The current gold standard for solar is a shiny, modern solar roof installation that sits atop a zero-net energy home. But not every homeowner has the resources and knowledge to achieve that kind of sustainable sanctuary. Enter solar farms: With a subscription to a shared solar farm, homeowners can receive the lower costs of solar while never having to install it on their roof. While a subscription does not allow homeowners to sell back the extra energy made nor can does it qualify for tax credit, solar farms could be the way for those who are unsure or confused about solar to still pursue a more sustainable, energy-efficient option.
As the winter of 2019 bore down on the upstate New York suburb of Guilderland, Mary Anne Bettcker, 65, got a curious letter in the mail. A company named Arcadia was pitching solar power — not from her roof, but from an unspecified “new community solar project.”
One of the things that struck Bettcker as odd was that Arcadia was a long way from her community. It was based halfway across the country, in Tulsa, Okla.
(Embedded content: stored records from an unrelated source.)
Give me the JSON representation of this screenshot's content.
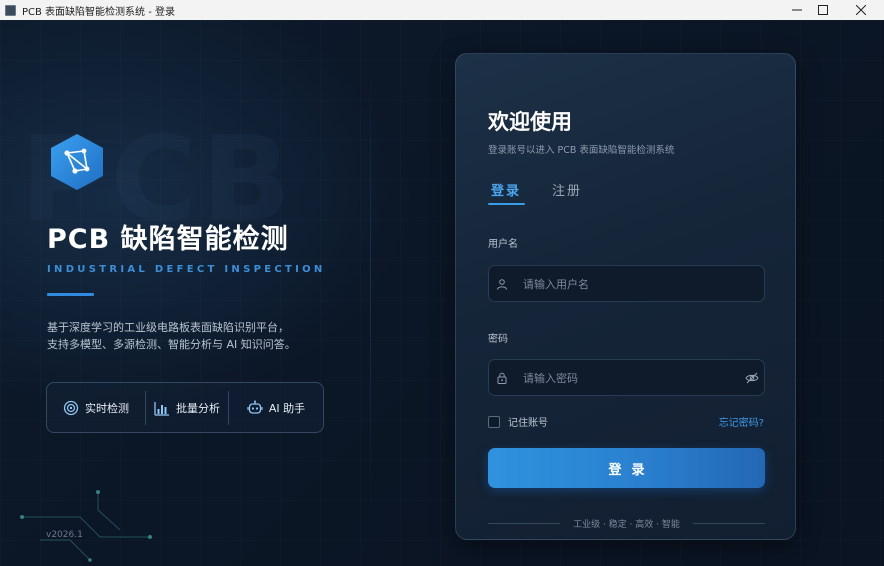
{
  "window": {
    "title": "PCB 表面缺陷智能检测系统 - 登录",
    "controls": [
      "minimize-icon",
      "maximize-icon",
      "close-icon"
    ]
  },
  "brand": {
    "watermark": "PCB",
    "title": "PCB 缺陷智能检测",
    "subtitle": "INDUSTRIAL DEFECT INSPECTION",
    "description_line1": "基于深度学习的工业级电路板表面缺陷识别平台，",
    "description_line2": "支持多模型、多源检测、智能分析与 AI 知识问答。",
    "version": "v2026.1",
    "accent_color": "#2f8ae0"
  },
  "features": [
    {
      "icon": "target-icon",
      "label": "实时检测"
    },
    {
      "icon": "bar-chart-icon",
      "label": "批量分析"
    },
    {
      "icon": "robot-icon",
      "label": "AI 助手"
    }
  ],
  "login": {
    "title": "欢迎使用",
    "subtitle": "登录账号以进入 PCB 表面缺陷智能检测系统",
    "tabs": {
      "login": "登录",
      "register": "注册",
      "active": "login"
    },
    "username_label": "用户名",
    "username_placeholder": "请输入用户名",
    "password_label": "密码",
    "password_placeholder": "请输入密码",
    "remember_label": "记住账号",
    "remember_checked": false,
    "forgot_label": "忘记密码?",
    "submit_label": "登录",
    "footer": "工业级 · 稳定 · 高效 · 智能",
    "button_color": "#2e93df"
  }
}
To sweeten the deal, the company’s letter offered a $75 gift card, as well as a 5% discount on Bettcker’s electric bill.
“It was almost like a come-on, like sales for a car,” she laughs. “It just seemed ridiculous.”
Though the letter seemed far-fetched to Bettcker, a school nurse, she likes solar power as a concept. “There are people in my neighborhood who have started putting solar panels on their house,” she says, “so there must be something to it.”